Prime Minister Kyriakos Mitsotakis was on hand at the port of Mytilene on Friday, on the large eastern Aegean Island of Lesvos, to personally greet a group of Turkish holiday-makers that arrived on one of the many vessels ferrying Turkish citizens who are now taking advantage of a new express-visa process inaugurated on a handful of Greek isles.
The fast-track seven-day visa process for Turkish citizens, begun on March 31 and expected to be extended to other islands as well, has been a tremendous success so far.
“This development fulfilled a long-standing request of the regional authorities but wasn’t at all easy to accomplish. What you see today, which we view as more-or-less self-evident, required a great deal of work by the migration policy minister and his team in order to convince the European Commission that we’re ready to meet the high-level requirements of the Schengen (Pact), now allowing us to issue a visa essentially within minutes,” Mitsotakis said at the port.

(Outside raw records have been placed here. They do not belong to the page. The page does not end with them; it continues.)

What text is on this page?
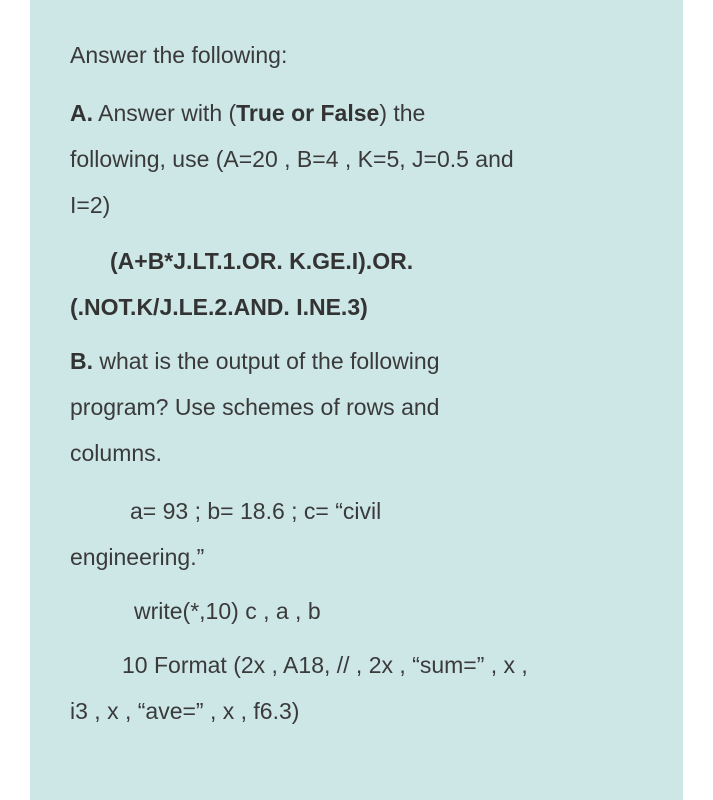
Answer the following:
A. Answer with (True or False) the
following, use (A=20 , B=4 , K=5, J=0.5 and
I=2)
(A+B*J.LT.1.OR. K.GE.I).OR.
(.NOT.K/J.LE.2.AND. I.NE.3)
B. what is the output of the following
program? Use schemes of rows and
columns.
a= 93 ; b= 18.6 ; c= “civil
engineering.”
write(*,10) c , a , b
10 Format (2x , A18, // , 2x , “sum=” , x ,
i3 , x , “ave=” , x , f6.3)
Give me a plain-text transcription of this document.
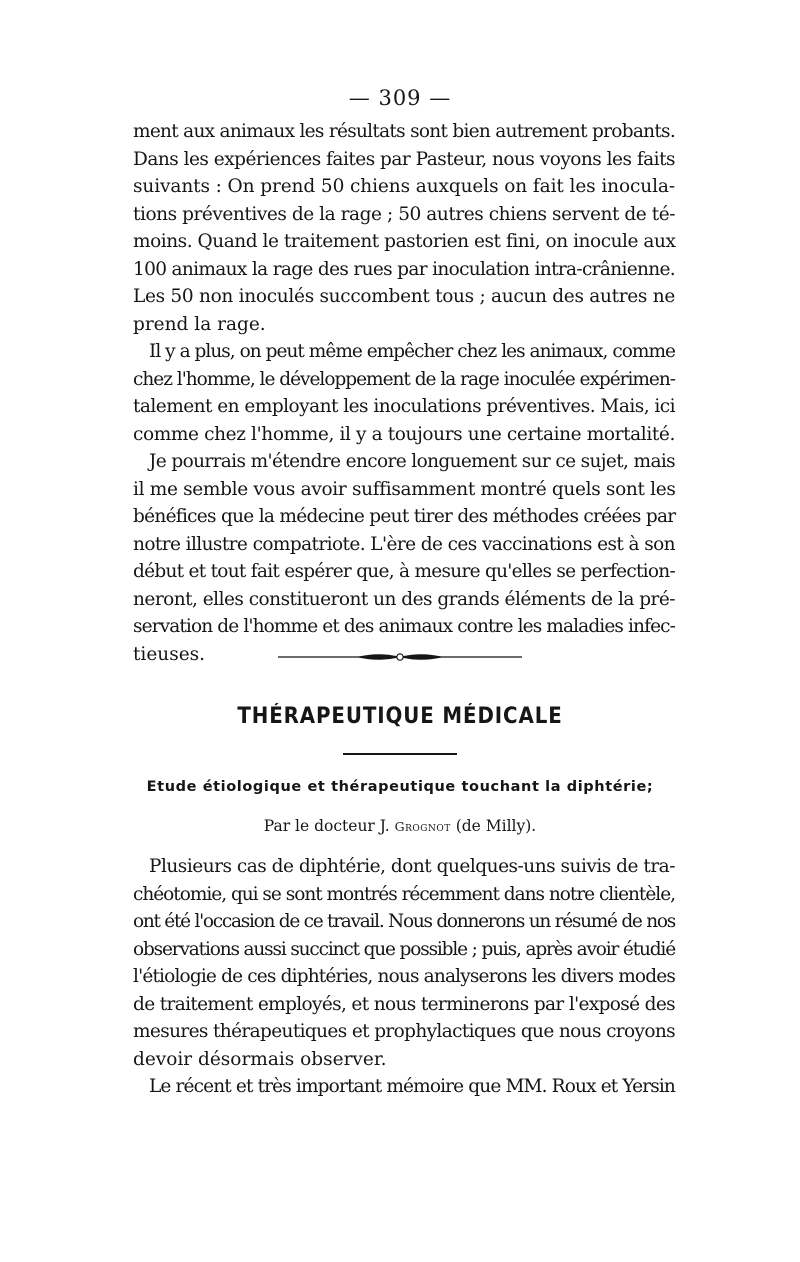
— 309 —
ment aux animaux les résultats sont bien autrement probants.
Dans les expériences faites par Pasteur, nous voyons les faits
suivants : On prend 50 chiens auxquels on fait les inocula-
tions préventives de la rage ; 50 autres chiens servent de té-
moins. Quand le traitement pastorien est fini, on inocule aux
100 animaux la rage des rues par inoculation intra-crânienne.
Les 50 non inoculés succombent tous ; aucun des autres ne
prend la rage.
Il y a plus, on peut même empêcher chez les animaux, comme
chez l'homme, le développement de la rage inoculée expérimen-
talement en employant les inoculations préventives. Mais, ici
comme chez l'homme, il y a toujours une certaine mortalité.
Je pourrais m'étendre encore longuement sur ce sujet, mais
il me semble vous avoir suffisamment montré quels sont les
bénéfices que la médecine peut tirer des méthodes créées par
notre illustre compatriote. L'ère de ces vaccinations est à son
début et tout fait espérer que, à mesure qu'elles se perfection-
neront, elles constitueront un des grands éléments de la pré-
servation de l'homme et des animaux contre les maladies infec-
tieuses.
THÉRAPEUTIQUE MÉDICALE
Etude étiologique et thérapeutique touchant la diphtérie;
Par le docteur J. Grognot (de Milly).
Plusieurs cas de diphtérie, dont quelques-uns suivis de tra-
chéotomie, qui se sont montrés récemment dans notre clientèle,
ont été l'occasion de ce travail. Nous donnerons un résumé de nos
observations aussi succinct que possible ; puis, après avoir étudié
l'étiologie de ces diphtéries, nous analyserons les divers modes
de traitement employés, et nous terminerons par l'exposé des
mesures thérapeutiques et prophylactiques que nous croyons
devoir désormais observer.
Le récent et très important mémoire que MM. Roux et Yersin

Remindful of the fact that Lesvos bore the brunt of the 2015-19 irregular migration crisis in the eastern Aegean, which witnessed hundreds of thousands of third country nationals being ferried from the opposite coast to Greek, and by extension, EU territory, he also said a recent rapprochement in relations with Turkey, he said this development has helped reduced illegal migration flows.
Mitsotakis visited the large island as part of an “unofficial” campaign tour ahead of the June European Parliament election, where among others, he inaugurated a stretch of a new provincial roadway on Lesvos measuring nearly 47 kilometers and visited a museum at the island’s petrified forest national park.
Specifically, during the first 10 days of April alone this year, 3,800 Turkish travelers visited Lesvos, up from just 390 a year ago, while the number of Turks visiting Chios (Hios) increased from 2,716 to 4,993.
Almost 6,000 Turkish holidaymakers traveled to Rhodes during the religious holiday, up from 2,320 a year earlier. Samos and Kos welcomed 2,851 and 3,300 Turkish tourists, respectively.